Health information exchange (HIE) holds out the promise of innovation for public health organizations. In 2008, then-National Coordinator for Health IT Robert Kolodner, M.D., and Deputy National Coordinator Charles Friedman stressed to me in an interview that CIOs should be thinking about their role in population health, beyond just supporting individual care and personal health records.

“It is a golden opportunity, but we need that standardization in labs across the country in order to mine the data.”

But there is still infrastructure to build and standards to be developed before the potential is realized. And public health officials need to be at the drawing board when HIEs are planned.

One community that is starting to see some real results is Cincinnati, home to the HealthBridge network.

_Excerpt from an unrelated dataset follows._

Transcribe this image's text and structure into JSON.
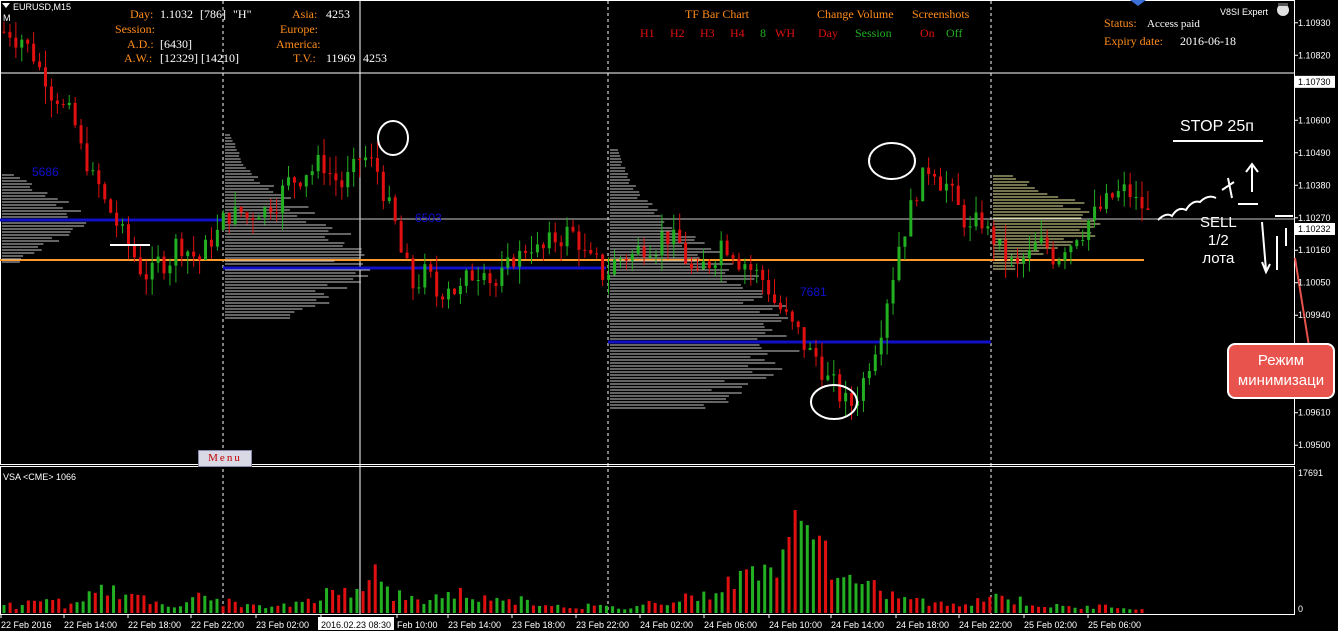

Since its founding in 1997, HealthBridge has become one of the most advanced HIEs in the country. Each month, about 3 million clinical lab tests, radiology reports, and other results are transmitted electronically to physicians in the greater Cincinnati-Northern Kentucky area through HealthBridge's network and clinical messaging system.

Five years ago, with a grant from the Robert Wood Johnson Foundation, Tim Ingram, a health commissioner in Hamilton County, Ohio, got involved in creating a regional public health alert system.

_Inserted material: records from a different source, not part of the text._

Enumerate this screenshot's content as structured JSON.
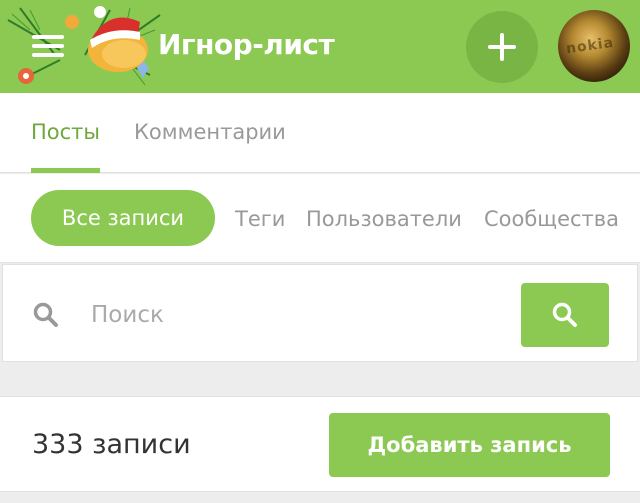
{
  "header": {
    "title": "Игнор-лист",
    "menu_icon": "hamburger-menu-icon",
    "logo": "holiday-mascot-logo",
    "add_icon": "plus-icon",
    "avatar_text": "nokia"
  },
  "tabs": [
    {
      "label": "Посты",
      "active": true
    },
    {
      "label": "Комментарии",
      "active": false
    }
  ],
  "filters": {
    "all_records": "Все записи",
    "tags": "Теги",
    "users": "Пользователи",
    "communities": "Сообщества"
  },
  "search": {
    "placeholder": "Поиск",
    "icon": "search-icon"
  },
  "summary": {
    "count_label": "333 записи",
    "add_button": "Добавить запись"
  },
  "colors": {
    "accent": "#8bc952",
    "accent_dark": "#78b545",
    "active_tab_text": "#6fa83b",
    "muted_text": "#999999"
  }
}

“We are using HealthBridge to dispense public health communicable disease alerts to several different categories of physicians,” he told me in a recent interview. “It has been very successful with outbreaks of shigella, cryptosporidium, and recently, with H1N1 virus advisories. We use it sparingly, and only when relevant.”

Ingram says the system has created a more efficient means of communication for public health agencies.

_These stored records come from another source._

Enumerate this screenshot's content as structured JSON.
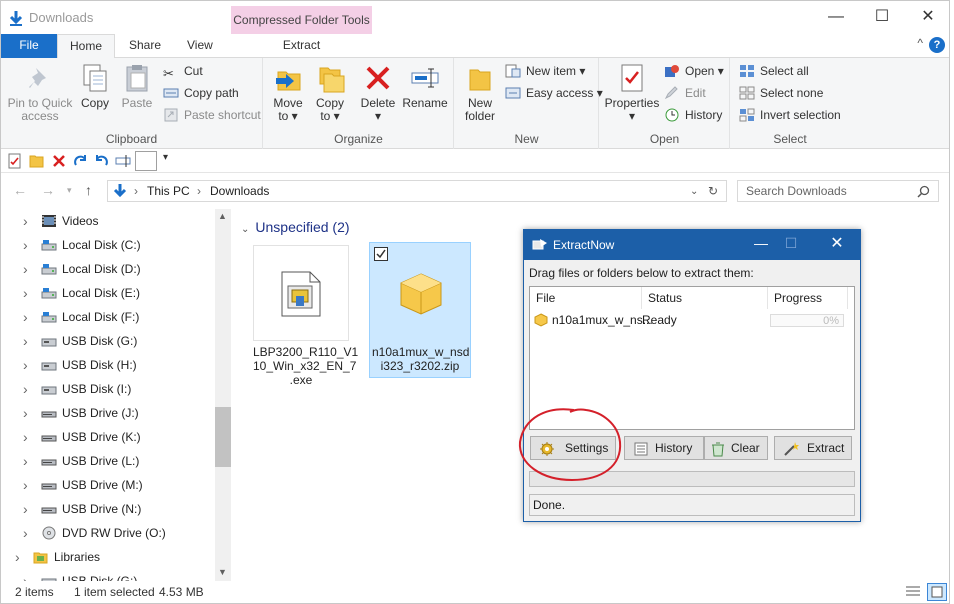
{
  "window": {
    "title": "Downloads",
    "context_header": "Compressed Folder Tools",
    "buttons": {
      "minimize": "—",
      "maximize": "☐",
      "close": "✕"
    }
  },
  "ribbon_tabs": {
    "file": "File",
    "home": "Home",
    "share": "Share",
    "view": "View",
    "extract": "Extract"
  },
  "ribbon": {
    "clipboard": {
      "label": "Clipboard",
      "pin_line1": "Pin to Quick",
      "pin_line2": "access",
      "copy": "Copy",
      "paste": "Paste",
      "cut": "Cut",
      "copy_path": "Copy path",
      "paste_shortcut": "Paste shortcut"
    },
    "organize": {
      "label": "Organize",
      "move_to_line1": "Move",
      "move_to_line2": "to",
      "copy_to_line1": "Copy",
      "copy_to_line2": "to",
      "delete": "Delete",
      "rename": "Rename"
    },
    "new": {
      "label": "New",
      "new_folder_line1": "New",
      "new_folder_line2": "folder",
      "new_item": "New item",
      "easy_access": "Easy access"
    },
    "open": {
      "label": "Open",
      "properties": "Properties",
      "open": "Open",
      "edit": "Edit",
      "history": "History"
    },
    "select": {
      "label": "Select",
      "select_all": "Select all",
      "select_none": "Select none",
      "invert": "Invert selection"
    }
  },
  "address": {
    "crumb1": "This PC",
    "crumb2": "Downloads",
    "search_placeholder": "Search Downloads"
  },
  "tree": [
    {
      "label": "Videos"
    },
    {
      "label": "Local Disk (C:)"
    },
    {
      "label": "Local Disk  (D:)"
    },
    {
      "label": "Local Disk  (E:)"
    },
    {
      "label": "Local Disk  (F:)"
    },
    {
      "label": "USB Disk (G:)"
    },
    {
      "label": "USB Disk (H:)"
    },
    {
      "label": "USB Disk (I:)"
    },
    {
      "label": "USB Drive (J:)"
    },
    {
      "label": "USB Drive (K:)"
    },
    {
      "label": "USB Drive (L:)"
    },
    {
      "label": "USB Drive (M:)"
    },
    {
      "label": "USB Drive (N:)"
    },
    {
      "label": "DVD RW Drive (O:)"
    },
    {
      "label": "Libraries"
    },
    {
      "label": "USB Disk (G:)"
    }
  ],
  "content": {
    "group_heading": "Unspecified (2)",
    "files": [
      {
        "name_line1": "LBP3200_R110_V1",
        "name_line2": "10_Win_x32_EN_7",
        "name_line3": ".exe"
      },
      {
        "name_line1": "n10a1mux_w_nsd",
        "name_line2": "i323_r3202.zip"
      }
    ]
  },
  "status": {
    "items": "2 items",
    "selected": "1 item selected",
    "size": "4.53 MB"
  },
  "extractnow": {
    "title": "ExtractNow",
    "hint": "Drag files or folders below to extract them:",
    "columns": {
      "file": "File",
      "status": "Status",
      "progress": "Progress"
    },
    "row": {
      "file": "n10a1mux_w_ns...",
      "status": "Ready",
      "progress": "0%"
    },
    "buttons": {
      "settings": "Settings",
      "history": "History",
      "clear": "Clear",
      "extract": "Extract"
    },
    "status_text": "Done."
  },
  "colors": {
    "accent": "#1a6fc9",
    "context_tab": "#f4cfe6",
    "dialog_title": "#1c5fa8",
    "annotation": "#d4202a"
  }
}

Almost 2,000 physicians get the information in their clinical inbox; it lights up in the corner as a public health alert. These alerts are created and sent out to all physicians in just a few hours, whereas previously, they would be sent out by mail or fax.

A second project underway involves automating clinical lab reporting systems. There are 100 communicable diseases that must be reported to public health departments, such as sexually transmitted diseases or E. coli infections. Previously, providers would fax or mail that information. “But in a trauma situation, time is everything,” Ingram says. “With contagious diseases, the more quickly we act, the fewer people get sick. So as that lab result moves to the provider's mailbox, we want that type of result routed to the public health department where the individual resides, at the same time.”

Ingram says that for the system to expand, clinical labs and HIEs have to standardize on LOINC codes. “It is a golden opportunity, but we need that standardization in labs across the country in order to mine the data,” he says.

He adds that because public health departments already have reporting systems to the state and to the Centers for Disease Control, interfaces have to be created between those reporting systems and HIEs like HealthBridge. “We are currently double-entering that data into those systems because there are no interfaces,” he says.

Ingram stresses to people working on establishing HIEs that they should make sure public health is at the table. “You have to have a population focus, and if the public health commissioner isn't involved in HIE or isn't on the advisory board, I suggest hospital and other officials reach out to them and get them involved early.”

What else needs to happen before more public health agencies see some tangible results?